It’s Sunday night as I am typing this up. And I am currently soaking in the last moments of the Sochi Olympics. I’m a self-proclaimed Olympics nerd (junkie?) and have even gone as far as stating that I plan on taking off the 2-ish weeks for the Rio Olympics and the only reason I didn’t take off for Sochi is because February is the absolutely busiest time of the year for my office. But that’s not the point in this post.
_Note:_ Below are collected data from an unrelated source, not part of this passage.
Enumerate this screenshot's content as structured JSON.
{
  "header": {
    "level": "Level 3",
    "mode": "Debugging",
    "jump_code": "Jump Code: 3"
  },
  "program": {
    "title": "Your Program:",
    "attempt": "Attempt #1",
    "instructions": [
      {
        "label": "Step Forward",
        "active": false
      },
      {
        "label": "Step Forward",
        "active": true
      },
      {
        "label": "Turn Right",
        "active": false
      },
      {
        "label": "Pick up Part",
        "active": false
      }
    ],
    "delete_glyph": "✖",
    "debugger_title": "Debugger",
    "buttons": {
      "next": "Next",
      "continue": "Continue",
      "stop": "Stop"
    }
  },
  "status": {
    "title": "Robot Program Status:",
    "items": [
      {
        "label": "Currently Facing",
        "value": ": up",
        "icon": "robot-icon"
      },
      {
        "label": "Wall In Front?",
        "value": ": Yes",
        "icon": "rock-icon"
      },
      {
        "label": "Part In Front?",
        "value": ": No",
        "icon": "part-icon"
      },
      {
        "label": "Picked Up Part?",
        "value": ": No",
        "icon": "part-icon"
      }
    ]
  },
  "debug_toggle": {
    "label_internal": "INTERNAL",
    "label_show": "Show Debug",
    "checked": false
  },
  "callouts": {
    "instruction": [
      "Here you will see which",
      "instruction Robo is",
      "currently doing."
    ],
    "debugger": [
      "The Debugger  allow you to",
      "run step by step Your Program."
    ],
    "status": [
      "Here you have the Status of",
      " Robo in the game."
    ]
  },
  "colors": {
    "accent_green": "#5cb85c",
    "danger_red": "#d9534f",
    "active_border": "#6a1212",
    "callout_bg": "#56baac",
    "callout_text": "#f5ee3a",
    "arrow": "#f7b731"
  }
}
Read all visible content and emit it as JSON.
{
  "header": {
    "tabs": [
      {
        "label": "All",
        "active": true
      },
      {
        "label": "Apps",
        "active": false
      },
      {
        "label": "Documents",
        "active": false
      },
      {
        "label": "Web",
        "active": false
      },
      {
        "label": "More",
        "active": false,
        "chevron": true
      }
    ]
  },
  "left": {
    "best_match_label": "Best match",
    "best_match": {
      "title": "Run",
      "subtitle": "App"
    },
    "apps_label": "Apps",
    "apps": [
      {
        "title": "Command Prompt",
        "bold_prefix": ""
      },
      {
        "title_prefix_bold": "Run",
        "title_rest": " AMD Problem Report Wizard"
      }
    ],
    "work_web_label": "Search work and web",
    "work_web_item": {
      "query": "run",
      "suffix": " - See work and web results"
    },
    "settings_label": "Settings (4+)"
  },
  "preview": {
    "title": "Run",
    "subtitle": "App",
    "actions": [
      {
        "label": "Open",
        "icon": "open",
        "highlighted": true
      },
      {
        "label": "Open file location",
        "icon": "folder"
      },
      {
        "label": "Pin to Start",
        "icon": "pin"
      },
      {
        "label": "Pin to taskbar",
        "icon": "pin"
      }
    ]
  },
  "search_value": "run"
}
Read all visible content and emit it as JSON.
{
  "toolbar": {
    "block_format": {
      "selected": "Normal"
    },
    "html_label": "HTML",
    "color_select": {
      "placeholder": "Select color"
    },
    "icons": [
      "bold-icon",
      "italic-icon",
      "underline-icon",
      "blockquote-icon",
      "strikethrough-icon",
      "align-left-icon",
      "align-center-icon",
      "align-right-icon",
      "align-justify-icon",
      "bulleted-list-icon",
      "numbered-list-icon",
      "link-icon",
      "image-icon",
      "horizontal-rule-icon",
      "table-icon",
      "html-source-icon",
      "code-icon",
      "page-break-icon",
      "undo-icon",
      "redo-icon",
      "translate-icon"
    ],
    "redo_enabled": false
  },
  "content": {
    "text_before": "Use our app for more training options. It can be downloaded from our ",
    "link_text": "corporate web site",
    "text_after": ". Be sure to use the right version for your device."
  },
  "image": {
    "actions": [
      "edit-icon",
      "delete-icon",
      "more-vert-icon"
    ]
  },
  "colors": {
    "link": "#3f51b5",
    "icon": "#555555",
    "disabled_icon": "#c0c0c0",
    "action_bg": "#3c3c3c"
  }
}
Every two years when I get the joy of watching the Olympics (and I will watch any sport – I absolutely love the Olympics), I can’t help but think of the athletes that come to the Olympics after spending their lives preparing for this moment, go in the first run and don’t qualify for the finals or anything. The athletes that happen to have a bad day on the day of their competition. The athletes that do their absolute best but their best still doesn’t hold a candle to the best in the world. And they leave the Olympics with no medals. Or the athletes that finish in 4th or the ones that finish .1 behind the leader. Everyone seems to fixate around the athletes that won gold and they throw silver and bronze in their as well for good measure. But what always amazes me about these athletes is the respect that they have for each other and the absolute exquisite beauty they display in defeat. Sure, for some of them it is heart wrenching and an utter disappointment. But they always seem to be able to turn it around and respect their fellow athletes (provided that there isn’t a judging controversy…ahem).
At the end of the day, we all know that it feels amazing to be the best. To have the validation that you are the best. But more often than not (at least for me) we aren’t the best and it is important to see the beauty in defeat. To see what you can work on to improve. To respect those that have worked exceptionally hard to make their goals and to be successful.
I’m sad to see the Olympics be gone. But now the countdown is on for Rio 2016…893 days. So in the mean time, I’ll keep working on learning more about the Olympics, and maybe someday I will get to use my Olympic knowledge for something exciting. But if not, helping friends win arguments or just being known as the Olympics geek among my friends is good enough (Ahem, MegRenSco, I’m looking at you).